Abandonner un article scientifique en cours d’écriture : un grand tabou de la recherche académique


Aujourd’hui, pour la première fois de ma vie de chercheur, j’ai abandonné la rédaction d’un article scientifique en cours de relecture. De mon côté, j’entamais la cinquième réécriture. Du côté du comité scientifique, nous commencions la quatrième réécriture, car la troisième nécessitait de nouveau en réécriture de fond. Pour cette dernière session, seul un mois m’avait été accordé, un mois qui finalement est passé bien vite entre mon emploi à temps plein, la parentalité et donc mon doctorat à temps-partiel. Actuellement, le contexte de production dans lequel je me situe m’oblige à faire des choix, à « dégraisser » comme certains gestionnaires diraient, dans mes activités de recherches. L’écriture  d’un article est une charge mentale que je ne suis plus en mesure de supporter face aux autres que j’ai évoquées.

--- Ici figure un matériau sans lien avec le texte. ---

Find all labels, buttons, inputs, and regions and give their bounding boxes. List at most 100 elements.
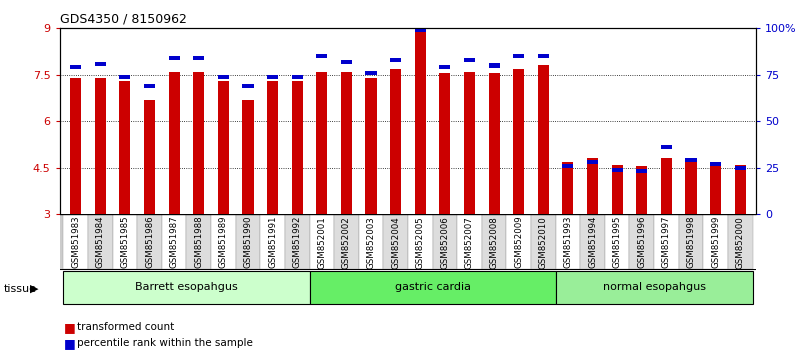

La situation que j’ai décrit n’est pas isolée. En évoquant mon abandon, j’ai découvert que certain·e·s collègues avaient ils et elles aussi abandonné : parfois au début, parfois à la fin, parfois après une relectures, parfois entre la troisième et la quatrième. Certain·e·s sont parfois aller jusqu’à la septième ou la huitième réécriture pour enfin voir leur article publié. Parfois aussi, c’est tout simplement des explications que certain·e·s chercheur·euse·s peuvent se permettre : « je n’ai pas le temps, je suis sous l’eau, j’ai oublié ». Inutile de préciser ici que ce ne sont clairement pas les doctorant·e·s qui peuvent s’autoriser ce genre de propos. Pour ces dernier·e·s, l’abandon d’un article est, à mon humble avis et vécu, anxiogène, stressant, honteux, déprimant, difficile, délicat, risqué, conflictuel et enfin, terriblement déceptif.  

Pourtant, malgré le fait qu’il semble s’agir d’une pratique courante et connue, c’est insupportable de ne trouver absolument aucune ressource utile pour la personne s’interrogeant sur l’abandon d’un article académique. Bien entendu, on trouve des travaux sur le malaise des doctorants (par exemple Lhérété, 2011), mais lorsqu’il s’agit d’aborder frontalement la question de l’abandon d’une rédaction, internet semble être l’endroit le plus vide du monde : aucun témoignage, aucune méthode, aucun modèle de courriel d’excuses. Par ailleurs, je n’ai pas écho d’une quelconque formation doctorale ou d’un accompagnement à la rédaction ou à l’abandon (voir même d’un suivi psychologique pour cela) existant et ce, dans les établissements supérieurs français. C’est pourquoi cet article, écrit dans un excès de colère mais aussi d’empathie, existe : pour rappeler l’importance de l’abandon dans la recherche doctorale.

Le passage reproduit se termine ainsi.